Requires the index and columns to have the same number of levels.
Pass sort=False
if index and columns should not be sorted, but concatenated and get duplicates removed.
Usage
>>> import pandas as pd
>>> from vectorbt.base.reshape_fns import make_symmetric
>>> df = pd.DataFrame([[1, 2], [3, 4]], index=['a', 'b'], columns=['c', 'd'])
>>> make_symmetric(df)
a b c d
a NaN NaN 1.0 2.0
b NaN NaN 3.0 4.0
c 1.0 3.0 NaN NaN
d 2.0 4.0 NaN NaN
repeat function¶
repeat(
arg,
n,
axis=1,
raw=False
)
Repeat each element in arg
n
times along the specified axis.
soft_to_ndim function¶
soft_to_ndim(
arg,
ndim,
raw=False
)
Try to softly bring arg
to the specified number of dimensions ndim
(max 2).
tile function¶
tile(
arg,
n,
axis=1,
raw=False
)
Repeat the whole arg
n
times along the specified axis.
to_1d function¶
to_1d(
arg,
raw=False
)
Reshape argument to one dimension.
If raw
is True, returns NumPy array. If 2-dim, will collapse along axis 1 (i.e., DataFrame with one column to Series).
to_2d function¶
to_2d(
arg,
raw=False,
expand_axis=1
)
Reshape argument to two dimensions.
If raw
is True, returns NumPy array. If 1-dim, will expand along axis 1 (i.e., Series to DataFrame with one column).
to_any_array function¶
to_any_array(
arg,
raw=False
)
Convert any array-like object to an array.
Pandas objects are kept as-is.
to_dict function¶
to_dict(
arg,
orient='dict'
)
Convert object to dict.
to_pd_array function¶
to_pd_array(
arg
)
Convert any array-like object to a pandas object.
unstack_to_array function¶
unstack_to_array(
arg,
levels=None
)
Reshape arg
based on its multi-index into a multi-dimensional array.
Use levels
to specify what index levels to unstack and in which order.
Usage
>>> import pandas as pd
>>> from vectorbt.base.reshape_fns import unstack_to_array
>>> index = pd.MultiIndex.from_arrays(
... [[1, 1, 2, 2], [3, 4, 3, 4], ['a', 'b', 'c', 'd']])

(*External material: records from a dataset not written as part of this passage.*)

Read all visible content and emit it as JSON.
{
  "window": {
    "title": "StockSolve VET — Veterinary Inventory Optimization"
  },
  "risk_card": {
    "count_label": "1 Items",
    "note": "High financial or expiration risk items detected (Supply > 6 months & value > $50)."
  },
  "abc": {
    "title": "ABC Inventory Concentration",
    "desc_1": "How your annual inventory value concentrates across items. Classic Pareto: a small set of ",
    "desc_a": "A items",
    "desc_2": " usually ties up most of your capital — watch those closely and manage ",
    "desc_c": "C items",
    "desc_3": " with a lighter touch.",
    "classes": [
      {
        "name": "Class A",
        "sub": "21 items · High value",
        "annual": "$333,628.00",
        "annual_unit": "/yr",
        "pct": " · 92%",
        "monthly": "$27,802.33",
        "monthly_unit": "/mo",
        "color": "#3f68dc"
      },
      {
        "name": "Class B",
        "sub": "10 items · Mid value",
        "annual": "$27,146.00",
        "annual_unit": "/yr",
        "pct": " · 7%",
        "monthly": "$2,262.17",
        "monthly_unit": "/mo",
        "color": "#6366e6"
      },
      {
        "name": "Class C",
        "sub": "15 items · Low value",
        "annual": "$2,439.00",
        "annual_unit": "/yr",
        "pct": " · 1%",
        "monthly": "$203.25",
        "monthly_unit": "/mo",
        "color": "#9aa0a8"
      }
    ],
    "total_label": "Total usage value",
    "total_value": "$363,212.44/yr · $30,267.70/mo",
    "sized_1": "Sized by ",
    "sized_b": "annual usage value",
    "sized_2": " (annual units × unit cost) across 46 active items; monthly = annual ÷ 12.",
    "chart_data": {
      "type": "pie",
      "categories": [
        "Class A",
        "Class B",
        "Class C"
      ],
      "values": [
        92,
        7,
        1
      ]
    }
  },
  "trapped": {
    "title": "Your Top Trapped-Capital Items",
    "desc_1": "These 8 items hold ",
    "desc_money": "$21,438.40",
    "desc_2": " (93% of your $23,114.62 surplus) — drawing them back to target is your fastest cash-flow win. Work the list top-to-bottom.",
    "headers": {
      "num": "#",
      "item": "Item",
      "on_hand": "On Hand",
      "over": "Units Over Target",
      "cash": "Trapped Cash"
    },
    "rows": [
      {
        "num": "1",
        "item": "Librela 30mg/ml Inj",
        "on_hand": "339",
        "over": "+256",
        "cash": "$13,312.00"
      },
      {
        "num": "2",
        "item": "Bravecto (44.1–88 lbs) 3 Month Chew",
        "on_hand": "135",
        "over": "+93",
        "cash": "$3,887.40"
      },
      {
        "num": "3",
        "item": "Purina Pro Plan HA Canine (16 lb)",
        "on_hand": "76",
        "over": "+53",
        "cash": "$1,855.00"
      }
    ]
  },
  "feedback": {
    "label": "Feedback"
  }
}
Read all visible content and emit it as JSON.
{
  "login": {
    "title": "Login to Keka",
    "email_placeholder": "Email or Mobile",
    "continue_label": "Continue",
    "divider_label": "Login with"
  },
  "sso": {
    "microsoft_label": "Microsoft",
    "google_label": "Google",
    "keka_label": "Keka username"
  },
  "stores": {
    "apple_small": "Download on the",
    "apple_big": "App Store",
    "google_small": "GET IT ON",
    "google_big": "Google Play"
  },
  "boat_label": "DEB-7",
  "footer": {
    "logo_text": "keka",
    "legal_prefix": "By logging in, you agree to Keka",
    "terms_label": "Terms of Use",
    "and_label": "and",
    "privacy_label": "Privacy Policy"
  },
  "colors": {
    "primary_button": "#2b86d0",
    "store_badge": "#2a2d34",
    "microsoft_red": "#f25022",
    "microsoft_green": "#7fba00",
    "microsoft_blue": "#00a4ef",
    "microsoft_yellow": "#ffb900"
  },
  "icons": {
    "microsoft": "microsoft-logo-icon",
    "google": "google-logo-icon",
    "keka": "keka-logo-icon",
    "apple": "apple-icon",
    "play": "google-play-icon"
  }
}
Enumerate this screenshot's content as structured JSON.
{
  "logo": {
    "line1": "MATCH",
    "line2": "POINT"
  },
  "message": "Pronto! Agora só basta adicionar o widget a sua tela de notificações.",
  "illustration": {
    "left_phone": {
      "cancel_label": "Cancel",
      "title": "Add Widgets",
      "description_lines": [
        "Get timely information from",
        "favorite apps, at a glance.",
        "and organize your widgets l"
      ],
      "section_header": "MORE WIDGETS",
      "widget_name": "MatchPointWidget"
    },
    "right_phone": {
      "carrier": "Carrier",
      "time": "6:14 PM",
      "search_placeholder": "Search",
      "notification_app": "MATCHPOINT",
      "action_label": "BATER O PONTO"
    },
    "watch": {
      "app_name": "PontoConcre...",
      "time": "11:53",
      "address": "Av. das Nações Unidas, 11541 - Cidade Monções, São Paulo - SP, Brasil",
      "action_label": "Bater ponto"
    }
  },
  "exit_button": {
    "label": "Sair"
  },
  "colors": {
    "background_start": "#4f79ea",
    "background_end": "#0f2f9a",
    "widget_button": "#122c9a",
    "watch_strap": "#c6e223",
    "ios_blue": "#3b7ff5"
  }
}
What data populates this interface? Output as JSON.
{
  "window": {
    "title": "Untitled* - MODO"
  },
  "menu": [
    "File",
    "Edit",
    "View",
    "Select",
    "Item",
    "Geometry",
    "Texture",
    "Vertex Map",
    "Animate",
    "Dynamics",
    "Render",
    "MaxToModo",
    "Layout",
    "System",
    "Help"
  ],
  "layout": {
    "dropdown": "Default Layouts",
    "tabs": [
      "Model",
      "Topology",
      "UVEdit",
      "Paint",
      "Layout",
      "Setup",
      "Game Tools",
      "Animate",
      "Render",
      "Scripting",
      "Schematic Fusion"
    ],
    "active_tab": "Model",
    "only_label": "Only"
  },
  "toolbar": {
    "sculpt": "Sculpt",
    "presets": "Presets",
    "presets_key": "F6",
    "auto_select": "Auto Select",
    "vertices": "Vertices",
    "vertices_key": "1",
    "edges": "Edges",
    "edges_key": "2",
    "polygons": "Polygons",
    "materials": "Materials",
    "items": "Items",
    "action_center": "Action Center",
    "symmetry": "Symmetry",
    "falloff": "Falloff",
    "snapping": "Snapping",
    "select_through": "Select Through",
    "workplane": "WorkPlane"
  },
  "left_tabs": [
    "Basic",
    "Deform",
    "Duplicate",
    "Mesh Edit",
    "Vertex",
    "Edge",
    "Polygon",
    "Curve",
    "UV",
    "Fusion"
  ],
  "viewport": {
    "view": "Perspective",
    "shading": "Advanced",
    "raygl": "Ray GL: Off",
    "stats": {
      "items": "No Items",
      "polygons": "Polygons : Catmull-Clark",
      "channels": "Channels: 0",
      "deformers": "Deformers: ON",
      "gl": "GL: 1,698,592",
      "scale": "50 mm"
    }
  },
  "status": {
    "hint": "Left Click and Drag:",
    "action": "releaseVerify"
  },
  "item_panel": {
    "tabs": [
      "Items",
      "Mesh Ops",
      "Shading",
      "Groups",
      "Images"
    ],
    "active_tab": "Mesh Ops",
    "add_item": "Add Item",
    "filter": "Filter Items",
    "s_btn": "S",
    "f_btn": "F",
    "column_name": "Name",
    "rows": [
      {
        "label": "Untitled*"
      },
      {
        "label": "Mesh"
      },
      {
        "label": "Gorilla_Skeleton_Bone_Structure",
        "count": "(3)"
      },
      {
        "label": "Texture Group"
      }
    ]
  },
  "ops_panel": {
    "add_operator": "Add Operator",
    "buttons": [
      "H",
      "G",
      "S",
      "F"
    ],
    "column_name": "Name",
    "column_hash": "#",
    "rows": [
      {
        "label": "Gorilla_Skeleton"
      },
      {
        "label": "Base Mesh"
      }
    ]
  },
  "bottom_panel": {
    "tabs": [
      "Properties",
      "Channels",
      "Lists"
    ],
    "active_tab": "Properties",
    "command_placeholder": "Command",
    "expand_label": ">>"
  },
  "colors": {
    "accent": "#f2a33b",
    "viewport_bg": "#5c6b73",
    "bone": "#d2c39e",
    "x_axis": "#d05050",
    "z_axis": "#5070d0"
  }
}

>>> sr = pd.Series([1, 2, 3, 4], index=index)
>>> unstack_to_array(sr).shape
(2, 2, 4)
>>> unstack_to_array(sr)
[[[ 1. nan nan nan]
[nan 2. nan nan]]
[[nan nan 3. nan]
[nan nan nan 4.]]]
>>> unstack_to_array(sr, levels=(2, 0))
[[ 1. nan]
[ 2. nan]
[nan 3.]
[nan 4.]]
unstack_to_df function¶
unstack_to_df(
arg,
index_levels=None,
column_levels=None,
symmetric=False,
sort=True
)
Reshape arg
based on its multi-index into a DataFrame.
Use index_levels
to specify what index levels will form new index, and column_levels
for new columns. Set symmetric
to True to make DataFrame symmetric.
Usage
>>> import pandas as pd
>>> from vectorbt.base.reshape_fns import unstack_to_df
>>> index = pd.MultiIndex.from_arrays(
... [[1, 1, 2, 2], [3, 4, 3, 4], ['a', 'b', 'c', 'd']],
... names=['x', 'y', 'z'])
>>> sr = pd.Series([1, 2, 3, 4], index=index)
>>> unstack_to_df(sr, index_levels=(0, 1), column_levels=2)
z a b c d
x y
1 3 1.0 NaN NaN NaN
1 4 NaN 2.0 NaN NaN
2 3 NaN NaN 3.0 NaN
2 4 NaN NaN NaN 4.0
wrap_broadcasted function¶
wrap_broadcasted(
old_arg,
new_arg,
is_pd=False,
new_index=None,
new_columns=None
)
If the newly brodcasted array was originally a pandas object, make it pandas object again and assign it the newly broadcast index/columns.